The company is not yet committed to the remote team. Groupon needs to make sure India-based agents can deal effectively with customers. “We built our brand in the U.S. on customer service, and you need to have that experience no matter where the team is based,” says Groupon’s communications chief Julie Mossler. “We will experiment with it, and see how it goes.”
Mossler emphasized that the India team will work directly for Groupon rather than for an outsourcing firm, and will be handling “basic transactional issues … for example, an expired credit card or accidentally buying more than one of an item.”
Still, Groupon wants the agents to be able to handle a wide range of situations, judging from one of its Chennai job listings, which seeks staff with “high degrees of empathy, patience, resourcefulness, and web savvy” who can “respond to emails … ranging from simple usage questions to unique circumstances that come up with a specific offer.”
Despite Groupon’s assurances that it’s not laying off staff, some customer service employees are spooked, says a U.S.-based Groupon veteran who asked to remain anonymous. “They’re telling us that we shouldn’t worry about being laid off,” this person says, “but … maybe it’s just a natural progression that the company will [eventually offshore] the customer service department.”

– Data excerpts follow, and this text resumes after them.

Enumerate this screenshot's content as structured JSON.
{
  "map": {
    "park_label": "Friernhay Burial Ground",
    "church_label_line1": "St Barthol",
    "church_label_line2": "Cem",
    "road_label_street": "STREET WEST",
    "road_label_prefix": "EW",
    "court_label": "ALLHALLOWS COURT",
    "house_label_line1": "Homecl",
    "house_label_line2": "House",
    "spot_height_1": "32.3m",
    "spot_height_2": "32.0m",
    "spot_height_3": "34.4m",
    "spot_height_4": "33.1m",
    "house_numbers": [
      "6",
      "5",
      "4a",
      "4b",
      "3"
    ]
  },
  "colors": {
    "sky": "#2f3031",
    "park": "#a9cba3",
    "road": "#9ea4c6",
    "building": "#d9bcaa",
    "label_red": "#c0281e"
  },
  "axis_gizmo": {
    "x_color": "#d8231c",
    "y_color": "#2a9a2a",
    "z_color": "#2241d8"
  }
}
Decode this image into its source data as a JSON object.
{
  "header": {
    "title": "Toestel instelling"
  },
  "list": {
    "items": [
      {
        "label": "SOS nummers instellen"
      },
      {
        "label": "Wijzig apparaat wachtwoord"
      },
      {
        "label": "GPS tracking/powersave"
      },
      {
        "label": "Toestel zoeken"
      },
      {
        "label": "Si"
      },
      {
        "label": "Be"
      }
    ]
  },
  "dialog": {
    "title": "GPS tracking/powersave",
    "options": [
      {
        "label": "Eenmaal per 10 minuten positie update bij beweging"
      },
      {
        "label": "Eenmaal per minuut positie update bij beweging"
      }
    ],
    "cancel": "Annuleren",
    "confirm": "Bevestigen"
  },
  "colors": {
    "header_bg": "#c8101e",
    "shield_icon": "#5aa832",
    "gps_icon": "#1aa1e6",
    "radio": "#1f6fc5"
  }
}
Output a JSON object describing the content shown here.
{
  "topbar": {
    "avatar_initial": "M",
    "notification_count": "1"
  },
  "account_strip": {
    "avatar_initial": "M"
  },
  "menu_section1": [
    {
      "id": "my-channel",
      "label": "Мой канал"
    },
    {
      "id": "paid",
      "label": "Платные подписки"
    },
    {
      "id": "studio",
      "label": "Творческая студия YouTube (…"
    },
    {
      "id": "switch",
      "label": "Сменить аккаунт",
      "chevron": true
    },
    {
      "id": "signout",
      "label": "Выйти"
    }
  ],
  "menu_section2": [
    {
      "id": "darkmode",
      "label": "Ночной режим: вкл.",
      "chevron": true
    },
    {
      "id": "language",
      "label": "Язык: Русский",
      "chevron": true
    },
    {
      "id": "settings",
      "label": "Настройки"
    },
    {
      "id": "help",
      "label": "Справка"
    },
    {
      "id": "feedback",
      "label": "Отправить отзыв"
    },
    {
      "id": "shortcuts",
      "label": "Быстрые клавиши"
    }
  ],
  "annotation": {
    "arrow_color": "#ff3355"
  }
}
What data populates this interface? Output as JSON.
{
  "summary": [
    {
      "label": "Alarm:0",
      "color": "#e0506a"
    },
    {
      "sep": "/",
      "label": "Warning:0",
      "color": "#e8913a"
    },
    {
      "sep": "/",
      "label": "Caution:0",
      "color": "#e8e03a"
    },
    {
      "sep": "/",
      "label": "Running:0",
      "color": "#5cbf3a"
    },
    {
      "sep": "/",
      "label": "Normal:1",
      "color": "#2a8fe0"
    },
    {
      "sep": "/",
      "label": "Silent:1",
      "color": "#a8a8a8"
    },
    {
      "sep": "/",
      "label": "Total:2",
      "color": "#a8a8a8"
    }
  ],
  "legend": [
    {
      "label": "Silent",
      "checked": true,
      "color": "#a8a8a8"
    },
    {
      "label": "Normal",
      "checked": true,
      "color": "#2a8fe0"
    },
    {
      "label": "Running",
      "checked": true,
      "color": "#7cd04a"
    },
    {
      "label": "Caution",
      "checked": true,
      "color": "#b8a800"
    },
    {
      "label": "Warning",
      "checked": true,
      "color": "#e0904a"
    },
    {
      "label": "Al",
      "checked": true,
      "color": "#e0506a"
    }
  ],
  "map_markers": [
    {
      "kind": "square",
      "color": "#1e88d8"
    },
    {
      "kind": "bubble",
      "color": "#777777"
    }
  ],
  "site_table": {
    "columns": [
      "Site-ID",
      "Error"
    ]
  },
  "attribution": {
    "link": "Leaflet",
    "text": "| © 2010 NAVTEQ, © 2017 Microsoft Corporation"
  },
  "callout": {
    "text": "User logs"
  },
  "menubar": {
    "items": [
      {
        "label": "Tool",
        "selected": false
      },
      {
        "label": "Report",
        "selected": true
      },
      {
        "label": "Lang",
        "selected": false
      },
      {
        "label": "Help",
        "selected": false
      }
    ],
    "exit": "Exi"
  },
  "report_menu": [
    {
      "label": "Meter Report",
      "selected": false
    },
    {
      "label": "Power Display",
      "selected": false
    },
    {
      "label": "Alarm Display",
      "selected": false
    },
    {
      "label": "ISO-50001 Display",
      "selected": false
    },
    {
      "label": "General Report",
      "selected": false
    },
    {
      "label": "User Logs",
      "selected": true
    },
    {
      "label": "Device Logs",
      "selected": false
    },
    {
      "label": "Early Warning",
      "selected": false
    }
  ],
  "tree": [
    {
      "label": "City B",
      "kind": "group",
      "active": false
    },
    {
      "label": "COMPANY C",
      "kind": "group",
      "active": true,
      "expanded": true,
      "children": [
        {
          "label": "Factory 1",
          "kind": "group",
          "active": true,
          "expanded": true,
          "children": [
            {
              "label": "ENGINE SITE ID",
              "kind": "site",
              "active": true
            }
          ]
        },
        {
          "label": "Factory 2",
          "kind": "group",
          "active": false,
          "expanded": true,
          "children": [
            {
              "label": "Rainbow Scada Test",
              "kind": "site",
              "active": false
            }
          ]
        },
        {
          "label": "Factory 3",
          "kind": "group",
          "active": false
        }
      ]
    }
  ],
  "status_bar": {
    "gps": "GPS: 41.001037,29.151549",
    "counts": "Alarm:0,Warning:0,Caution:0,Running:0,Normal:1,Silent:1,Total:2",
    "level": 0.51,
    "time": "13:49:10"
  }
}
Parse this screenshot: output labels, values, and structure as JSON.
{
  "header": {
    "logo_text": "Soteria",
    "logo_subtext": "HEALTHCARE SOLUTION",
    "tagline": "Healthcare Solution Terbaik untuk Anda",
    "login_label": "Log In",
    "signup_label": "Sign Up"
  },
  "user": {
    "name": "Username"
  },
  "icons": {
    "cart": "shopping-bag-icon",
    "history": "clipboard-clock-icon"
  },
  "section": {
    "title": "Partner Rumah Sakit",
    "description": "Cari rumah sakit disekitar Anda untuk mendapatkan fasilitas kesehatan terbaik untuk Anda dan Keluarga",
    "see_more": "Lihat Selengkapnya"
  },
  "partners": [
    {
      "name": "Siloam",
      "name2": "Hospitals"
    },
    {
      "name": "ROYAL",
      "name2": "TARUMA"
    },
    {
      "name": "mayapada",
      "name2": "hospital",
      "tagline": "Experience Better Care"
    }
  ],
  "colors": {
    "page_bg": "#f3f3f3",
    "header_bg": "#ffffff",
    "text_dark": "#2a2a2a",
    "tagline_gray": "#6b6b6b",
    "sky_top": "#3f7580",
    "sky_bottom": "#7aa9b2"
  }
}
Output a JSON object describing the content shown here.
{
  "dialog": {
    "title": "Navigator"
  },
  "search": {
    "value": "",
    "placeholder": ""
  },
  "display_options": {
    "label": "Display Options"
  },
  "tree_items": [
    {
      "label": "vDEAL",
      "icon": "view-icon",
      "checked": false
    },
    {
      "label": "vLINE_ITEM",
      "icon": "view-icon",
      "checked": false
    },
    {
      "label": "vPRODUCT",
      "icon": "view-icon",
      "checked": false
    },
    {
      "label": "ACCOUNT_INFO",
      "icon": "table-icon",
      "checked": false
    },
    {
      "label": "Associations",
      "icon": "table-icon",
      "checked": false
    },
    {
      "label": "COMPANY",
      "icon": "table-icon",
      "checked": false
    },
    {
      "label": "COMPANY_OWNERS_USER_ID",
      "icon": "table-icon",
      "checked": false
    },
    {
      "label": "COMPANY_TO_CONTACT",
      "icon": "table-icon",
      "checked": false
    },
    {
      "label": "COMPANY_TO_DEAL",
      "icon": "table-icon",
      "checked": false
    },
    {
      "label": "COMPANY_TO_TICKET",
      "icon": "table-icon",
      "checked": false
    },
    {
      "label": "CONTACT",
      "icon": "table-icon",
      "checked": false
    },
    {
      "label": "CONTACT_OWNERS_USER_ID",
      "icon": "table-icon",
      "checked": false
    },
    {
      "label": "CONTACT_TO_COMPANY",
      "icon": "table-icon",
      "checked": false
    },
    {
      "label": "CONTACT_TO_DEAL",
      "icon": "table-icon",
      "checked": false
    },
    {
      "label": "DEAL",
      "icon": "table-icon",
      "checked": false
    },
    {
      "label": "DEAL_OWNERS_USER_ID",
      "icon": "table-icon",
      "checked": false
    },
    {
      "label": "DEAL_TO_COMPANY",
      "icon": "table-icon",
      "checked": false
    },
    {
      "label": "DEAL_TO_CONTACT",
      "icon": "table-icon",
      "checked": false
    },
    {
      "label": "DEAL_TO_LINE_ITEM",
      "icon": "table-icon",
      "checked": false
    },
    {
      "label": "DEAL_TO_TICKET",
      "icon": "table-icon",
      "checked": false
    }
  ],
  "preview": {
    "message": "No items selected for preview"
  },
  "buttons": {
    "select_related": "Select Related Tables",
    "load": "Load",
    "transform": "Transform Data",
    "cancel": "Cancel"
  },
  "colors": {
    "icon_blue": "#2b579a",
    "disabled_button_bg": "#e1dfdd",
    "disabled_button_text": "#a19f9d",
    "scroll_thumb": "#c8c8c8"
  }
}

Given the wealth of companies trying to compete with Groupon in the daily deals business, some investors will surely be anxious as well over whether the company will stumble in the notoriously delicate practice of customer relations. It can’t afford any more missteps. Groupon shares closed at $4.27 Monday, down almost 84% since the company’s initial offering in November. Empathy and patience might be overflowing in the customer service ranks, but it’s just about been drained from Groupon’s investors.